The knn method can't handle the NA values, so
> set.seed(1)
> auto <- na.omit(auto)
> train_bools <- (auto$year %% 2 == 0)
> train_data = auto[train_bools,]
> test_data = auto[!train_bools,]
> train.X = cbind(auto$horsepower,auto$displacement,auto$weight,auto$acceleration)[train_bools,]
> test.X = cbind(auto$horsepower,auto$displacement,auto$weight,auto$acceleration)[!train_bools,]
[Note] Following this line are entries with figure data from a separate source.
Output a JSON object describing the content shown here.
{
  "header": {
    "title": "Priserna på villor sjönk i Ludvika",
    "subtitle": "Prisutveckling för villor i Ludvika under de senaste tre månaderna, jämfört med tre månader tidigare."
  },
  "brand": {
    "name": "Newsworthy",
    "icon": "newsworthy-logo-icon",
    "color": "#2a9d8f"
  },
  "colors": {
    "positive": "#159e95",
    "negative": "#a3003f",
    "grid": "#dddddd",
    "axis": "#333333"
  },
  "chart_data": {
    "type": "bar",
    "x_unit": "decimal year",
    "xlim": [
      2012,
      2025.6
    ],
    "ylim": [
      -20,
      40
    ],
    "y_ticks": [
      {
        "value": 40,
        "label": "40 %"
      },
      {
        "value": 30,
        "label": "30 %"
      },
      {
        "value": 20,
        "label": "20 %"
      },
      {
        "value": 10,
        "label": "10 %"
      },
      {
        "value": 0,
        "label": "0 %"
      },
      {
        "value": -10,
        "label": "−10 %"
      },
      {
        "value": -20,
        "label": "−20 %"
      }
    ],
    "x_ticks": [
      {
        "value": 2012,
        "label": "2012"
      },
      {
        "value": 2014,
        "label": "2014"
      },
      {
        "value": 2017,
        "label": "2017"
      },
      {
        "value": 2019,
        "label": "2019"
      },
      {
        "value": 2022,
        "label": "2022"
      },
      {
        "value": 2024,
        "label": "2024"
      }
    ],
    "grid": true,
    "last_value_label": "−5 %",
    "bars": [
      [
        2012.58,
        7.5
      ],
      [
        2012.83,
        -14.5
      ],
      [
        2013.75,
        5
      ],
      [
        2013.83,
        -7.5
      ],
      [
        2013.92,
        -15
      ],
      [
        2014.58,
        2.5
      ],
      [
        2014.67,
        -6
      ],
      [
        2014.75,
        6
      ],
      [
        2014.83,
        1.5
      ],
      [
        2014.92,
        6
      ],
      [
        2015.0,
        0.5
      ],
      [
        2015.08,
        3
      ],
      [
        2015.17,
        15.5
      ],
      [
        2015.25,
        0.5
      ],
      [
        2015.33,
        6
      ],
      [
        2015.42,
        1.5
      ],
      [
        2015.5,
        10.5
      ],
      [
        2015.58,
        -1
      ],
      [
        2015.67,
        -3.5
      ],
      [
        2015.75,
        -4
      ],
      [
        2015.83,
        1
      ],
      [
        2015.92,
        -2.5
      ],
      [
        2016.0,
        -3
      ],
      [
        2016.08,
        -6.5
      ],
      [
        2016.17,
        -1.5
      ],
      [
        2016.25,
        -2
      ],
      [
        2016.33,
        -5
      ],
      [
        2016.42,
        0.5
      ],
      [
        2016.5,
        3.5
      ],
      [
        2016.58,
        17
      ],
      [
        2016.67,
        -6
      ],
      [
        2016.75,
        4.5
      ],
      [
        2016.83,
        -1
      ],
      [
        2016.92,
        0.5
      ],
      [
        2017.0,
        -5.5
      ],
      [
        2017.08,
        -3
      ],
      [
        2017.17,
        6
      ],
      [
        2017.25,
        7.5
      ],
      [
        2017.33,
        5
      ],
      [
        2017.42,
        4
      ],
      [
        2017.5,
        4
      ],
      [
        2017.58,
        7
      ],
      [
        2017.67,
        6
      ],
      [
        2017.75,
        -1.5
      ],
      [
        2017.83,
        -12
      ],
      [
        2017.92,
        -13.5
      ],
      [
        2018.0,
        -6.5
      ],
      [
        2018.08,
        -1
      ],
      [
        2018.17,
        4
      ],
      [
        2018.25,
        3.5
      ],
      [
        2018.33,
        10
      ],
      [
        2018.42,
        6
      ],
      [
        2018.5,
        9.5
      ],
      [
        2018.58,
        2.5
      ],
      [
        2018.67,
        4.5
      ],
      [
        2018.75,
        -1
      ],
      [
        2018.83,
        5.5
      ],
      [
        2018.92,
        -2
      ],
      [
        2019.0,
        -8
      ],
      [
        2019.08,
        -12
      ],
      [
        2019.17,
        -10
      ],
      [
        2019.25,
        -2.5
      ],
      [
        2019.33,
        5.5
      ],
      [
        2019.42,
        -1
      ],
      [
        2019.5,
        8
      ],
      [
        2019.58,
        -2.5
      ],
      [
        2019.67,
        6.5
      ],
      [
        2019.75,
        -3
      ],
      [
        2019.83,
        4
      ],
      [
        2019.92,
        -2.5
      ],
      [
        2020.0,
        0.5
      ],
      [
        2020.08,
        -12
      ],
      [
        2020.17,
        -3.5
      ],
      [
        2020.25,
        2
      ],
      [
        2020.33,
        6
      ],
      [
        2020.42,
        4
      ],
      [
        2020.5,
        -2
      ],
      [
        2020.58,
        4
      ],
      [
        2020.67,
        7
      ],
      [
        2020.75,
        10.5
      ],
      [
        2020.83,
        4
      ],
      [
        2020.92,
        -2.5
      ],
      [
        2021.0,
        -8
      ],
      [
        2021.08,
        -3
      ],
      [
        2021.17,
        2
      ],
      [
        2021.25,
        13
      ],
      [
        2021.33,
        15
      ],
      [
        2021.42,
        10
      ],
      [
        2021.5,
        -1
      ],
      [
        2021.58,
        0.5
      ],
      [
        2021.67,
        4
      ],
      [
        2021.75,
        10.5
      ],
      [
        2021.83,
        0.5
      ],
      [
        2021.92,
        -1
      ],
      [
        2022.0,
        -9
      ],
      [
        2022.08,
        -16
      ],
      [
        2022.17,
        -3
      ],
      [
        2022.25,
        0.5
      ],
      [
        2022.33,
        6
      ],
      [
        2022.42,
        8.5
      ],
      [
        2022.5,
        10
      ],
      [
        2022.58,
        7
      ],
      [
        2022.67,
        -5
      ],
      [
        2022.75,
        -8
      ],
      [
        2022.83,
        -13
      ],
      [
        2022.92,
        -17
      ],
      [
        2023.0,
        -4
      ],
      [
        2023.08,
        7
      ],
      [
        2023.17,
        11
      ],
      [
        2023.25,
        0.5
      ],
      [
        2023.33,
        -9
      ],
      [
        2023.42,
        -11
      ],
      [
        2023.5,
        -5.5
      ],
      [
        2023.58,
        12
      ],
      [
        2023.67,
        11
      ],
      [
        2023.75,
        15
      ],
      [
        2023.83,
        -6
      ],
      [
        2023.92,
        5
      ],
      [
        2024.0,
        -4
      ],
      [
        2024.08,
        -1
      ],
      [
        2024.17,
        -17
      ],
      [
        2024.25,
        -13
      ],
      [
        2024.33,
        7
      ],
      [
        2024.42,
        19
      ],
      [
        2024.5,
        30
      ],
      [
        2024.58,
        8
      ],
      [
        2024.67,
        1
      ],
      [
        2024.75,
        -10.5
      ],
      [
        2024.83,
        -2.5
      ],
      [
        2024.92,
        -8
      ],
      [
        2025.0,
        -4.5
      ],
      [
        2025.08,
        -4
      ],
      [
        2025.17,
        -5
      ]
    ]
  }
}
> train.mpg01 = auto$mpg01[train_bools]
***Test Data Error Rates:
k = 1
> mean(knn.pred != test_data$mpg01)
[1] 0.1483516
k = 2
> mean(knn.pred != test_data$mpg01)
[1] 0.1593407
k = 3
> mean(knn.pred != test_data$mpg01)
[1] 0.1648352
k = 4
> mean(knn.pred != test_data$mpg0)
[1] 0.1813187
k = 1 looks like the best, since the error rate increases with k.